Further, more general concerns are raised when reading the Fourth Amendment. Here’s what the FPF report says:
Under the “third party doctrine” arising in the twentieth century, information shared with third parties loses its private status under the assumption that there is no reasonable expectation of privacy in information shared with the outside world.
…it becomes increasingly possible that courts will be unable to reconcile the third-party doctrine with the historical notion of the home as a constitutional sanctuary. Until judicial solutions are reached, the distinction between local and external processing…may be of particular importance.
This distinction may not affect banking directly, but it does hint at a possible tension between privacy and voice UX.
Usability hurdles seem to be smaller
For all the legal ambiguity, voice UX offers some great usability benefits for banking, provided an Alexa Skill (or similar) is properly implemented.
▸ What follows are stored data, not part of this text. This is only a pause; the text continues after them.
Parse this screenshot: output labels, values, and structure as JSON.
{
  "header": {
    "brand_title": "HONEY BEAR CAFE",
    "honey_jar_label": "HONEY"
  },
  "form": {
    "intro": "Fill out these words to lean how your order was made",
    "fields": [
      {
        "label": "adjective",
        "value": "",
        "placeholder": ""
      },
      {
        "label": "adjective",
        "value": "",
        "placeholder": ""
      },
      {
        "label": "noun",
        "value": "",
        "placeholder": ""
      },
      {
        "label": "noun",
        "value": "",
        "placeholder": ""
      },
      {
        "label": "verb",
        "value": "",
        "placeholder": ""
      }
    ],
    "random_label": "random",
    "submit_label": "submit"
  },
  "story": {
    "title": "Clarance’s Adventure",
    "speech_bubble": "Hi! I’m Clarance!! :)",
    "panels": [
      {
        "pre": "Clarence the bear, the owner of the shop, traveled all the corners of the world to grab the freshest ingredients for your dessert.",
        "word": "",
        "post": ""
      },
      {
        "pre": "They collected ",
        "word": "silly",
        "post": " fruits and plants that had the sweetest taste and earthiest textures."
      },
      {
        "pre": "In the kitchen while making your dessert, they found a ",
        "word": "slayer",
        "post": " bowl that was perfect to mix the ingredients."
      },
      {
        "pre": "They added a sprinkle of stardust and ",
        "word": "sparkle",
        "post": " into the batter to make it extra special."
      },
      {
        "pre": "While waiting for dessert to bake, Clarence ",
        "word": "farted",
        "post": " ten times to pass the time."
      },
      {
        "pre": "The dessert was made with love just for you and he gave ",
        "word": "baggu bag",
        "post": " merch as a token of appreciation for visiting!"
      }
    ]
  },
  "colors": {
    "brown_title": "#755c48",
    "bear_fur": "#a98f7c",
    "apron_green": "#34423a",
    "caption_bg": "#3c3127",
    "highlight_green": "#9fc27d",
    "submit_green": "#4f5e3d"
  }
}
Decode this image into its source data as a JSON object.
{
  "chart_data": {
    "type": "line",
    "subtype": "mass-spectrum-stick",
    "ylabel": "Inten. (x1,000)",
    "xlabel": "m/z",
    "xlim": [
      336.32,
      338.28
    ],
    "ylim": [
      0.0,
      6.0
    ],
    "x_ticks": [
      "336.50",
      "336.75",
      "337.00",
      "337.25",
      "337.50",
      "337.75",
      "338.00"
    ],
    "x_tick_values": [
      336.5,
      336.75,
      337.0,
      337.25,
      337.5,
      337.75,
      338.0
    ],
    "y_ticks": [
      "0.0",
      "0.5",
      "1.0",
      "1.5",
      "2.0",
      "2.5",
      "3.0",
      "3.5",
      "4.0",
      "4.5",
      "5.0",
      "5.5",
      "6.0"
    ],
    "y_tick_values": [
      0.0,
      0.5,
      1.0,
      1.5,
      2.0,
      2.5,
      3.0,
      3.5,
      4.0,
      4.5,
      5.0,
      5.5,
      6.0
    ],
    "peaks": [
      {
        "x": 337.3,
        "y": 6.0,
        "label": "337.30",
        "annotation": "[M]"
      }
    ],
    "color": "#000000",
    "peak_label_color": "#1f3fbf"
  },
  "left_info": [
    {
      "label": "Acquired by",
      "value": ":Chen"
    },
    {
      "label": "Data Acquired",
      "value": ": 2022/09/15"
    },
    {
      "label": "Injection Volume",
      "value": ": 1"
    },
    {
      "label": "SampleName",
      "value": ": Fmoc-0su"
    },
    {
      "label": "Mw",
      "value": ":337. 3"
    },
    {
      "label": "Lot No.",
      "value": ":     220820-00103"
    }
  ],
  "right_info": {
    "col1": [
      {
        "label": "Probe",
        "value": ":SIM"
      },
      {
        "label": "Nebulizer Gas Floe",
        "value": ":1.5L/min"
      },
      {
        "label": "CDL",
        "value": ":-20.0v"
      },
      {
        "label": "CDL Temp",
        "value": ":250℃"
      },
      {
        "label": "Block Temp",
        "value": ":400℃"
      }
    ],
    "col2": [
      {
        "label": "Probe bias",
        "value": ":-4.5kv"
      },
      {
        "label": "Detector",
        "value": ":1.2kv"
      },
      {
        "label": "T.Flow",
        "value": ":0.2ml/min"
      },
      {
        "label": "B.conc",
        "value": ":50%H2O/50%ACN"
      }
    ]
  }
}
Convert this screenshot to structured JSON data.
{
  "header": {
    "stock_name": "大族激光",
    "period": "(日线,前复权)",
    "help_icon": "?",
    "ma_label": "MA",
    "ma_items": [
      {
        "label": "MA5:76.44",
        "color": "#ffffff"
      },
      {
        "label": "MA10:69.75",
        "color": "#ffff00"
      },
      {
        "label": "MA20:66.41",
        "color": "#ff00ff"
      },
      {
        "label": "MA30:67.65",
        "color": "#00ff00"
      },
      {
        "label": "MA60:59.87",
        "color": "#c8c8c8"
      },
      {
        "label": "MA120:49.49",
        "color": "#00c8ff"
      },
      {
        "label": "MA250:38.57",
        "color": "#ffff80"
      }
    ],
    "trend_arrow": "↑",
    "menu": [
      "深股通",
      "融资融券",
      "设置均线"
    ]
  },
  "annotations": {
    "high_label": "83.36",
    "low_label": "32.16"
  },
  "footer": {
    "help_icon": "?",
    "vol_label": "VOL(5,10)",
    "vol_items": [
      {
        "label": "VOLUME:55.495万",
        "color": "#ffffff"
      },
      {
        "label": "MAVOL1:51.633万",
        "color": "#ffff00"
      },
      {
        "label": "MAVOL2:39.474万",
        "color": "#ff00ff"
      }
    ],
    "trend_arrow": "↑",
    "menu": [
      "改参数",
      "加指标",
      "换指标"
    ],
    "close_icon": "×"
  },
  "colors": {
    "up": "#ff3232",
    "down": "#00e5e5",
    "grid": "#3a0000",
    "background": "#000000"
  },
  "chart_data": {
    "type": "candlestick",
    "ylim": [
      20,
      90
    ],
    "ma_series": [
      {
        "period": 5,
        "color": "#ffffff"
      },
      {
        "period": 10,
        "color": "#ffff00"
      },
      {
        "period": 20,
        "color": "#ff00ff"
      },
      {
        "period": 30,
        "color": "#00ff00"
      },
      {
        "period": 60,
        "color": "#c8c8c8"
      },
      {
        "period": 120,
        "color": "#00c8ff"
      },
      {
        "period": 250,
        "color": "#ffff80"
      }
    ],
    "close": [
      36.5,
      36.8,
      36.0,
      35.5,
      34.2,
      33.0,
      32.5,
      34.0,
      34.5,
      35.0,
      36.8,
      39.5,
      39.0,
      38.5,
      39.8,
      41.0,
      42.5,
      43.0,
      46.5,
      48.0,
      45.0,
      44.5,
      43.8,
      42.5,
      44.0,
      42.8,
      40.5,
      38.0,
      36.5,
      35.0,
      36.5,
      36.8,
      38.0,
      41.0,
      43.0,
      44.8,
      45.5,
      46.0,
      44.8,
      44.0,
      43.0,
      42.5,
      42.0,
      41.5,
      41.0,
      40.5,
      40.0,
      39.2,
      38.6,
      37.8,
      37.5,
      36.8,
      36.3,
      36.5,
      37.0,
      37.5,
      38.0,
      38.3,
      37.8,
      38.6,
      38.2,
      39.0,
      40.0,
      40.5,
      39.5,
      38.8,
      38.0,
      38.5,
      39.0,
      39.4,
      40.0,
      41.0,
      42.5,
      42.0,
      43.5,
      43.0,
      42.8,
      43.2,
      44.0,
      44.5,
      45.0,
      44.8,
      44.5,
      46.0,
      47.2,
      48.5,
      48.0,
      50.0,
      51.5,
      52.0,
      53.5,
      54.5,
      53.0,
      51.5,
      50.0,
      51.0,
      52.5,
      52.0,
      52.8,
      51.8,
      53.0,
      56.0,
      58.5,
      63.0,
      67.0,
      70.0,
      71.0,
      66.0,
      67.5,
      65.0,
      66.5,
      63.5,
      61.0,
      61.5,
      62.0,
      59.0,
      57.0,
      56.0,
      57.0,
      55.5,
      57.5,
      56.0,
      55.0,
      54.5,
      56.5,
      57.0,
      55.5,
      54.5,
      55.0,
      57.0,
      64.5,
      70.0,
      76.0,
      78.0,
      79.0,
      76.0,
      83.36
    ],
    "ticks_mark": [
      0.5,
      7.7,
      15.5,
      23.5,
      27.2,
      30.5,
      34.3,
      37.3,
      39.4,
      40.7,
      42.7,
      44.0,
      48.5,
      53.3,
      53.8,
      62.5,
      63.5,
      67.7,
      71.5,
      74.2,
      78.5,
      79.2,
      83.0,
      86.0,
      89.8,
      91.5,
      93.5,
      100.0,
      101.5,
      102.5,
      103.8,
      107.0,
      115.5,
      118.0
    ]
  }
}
Speech input is three times faster than text for English or Mandarin, and there are obvious benefits of voice for some disabled users.
There are issues with voice UX that are yet to be solved, of course, and one of them is a diminished accuracy of speech recognition for children, seniors and people with accents.
But voice is definitely coming
Whether we’re talking Amazon Alexa or simple voice searches via Google, voice input is on the rise.
There has been a 7x increase in voice search queries since 2010. Google and Microsoft say that nearly one in four mobile searches are now voice-based – that’s pretty significant.
It’s not hard to look to a future where instead of rooting in a box file under the stairs or even checking a mobile app, banking customers can simply ask their cognitive assistant for information.
However, though Amazon sold more than 5m Echo units in 2016, one suspects it will be some time before all the privacy and UX issues come out in the wash.
Capital One has to be applauded for getting a working Skill out so quickly – a product of the company’s design expertise. Other banks will be watching carefully over the next year, keen to see whether Alexa integration creates some sort of market demand.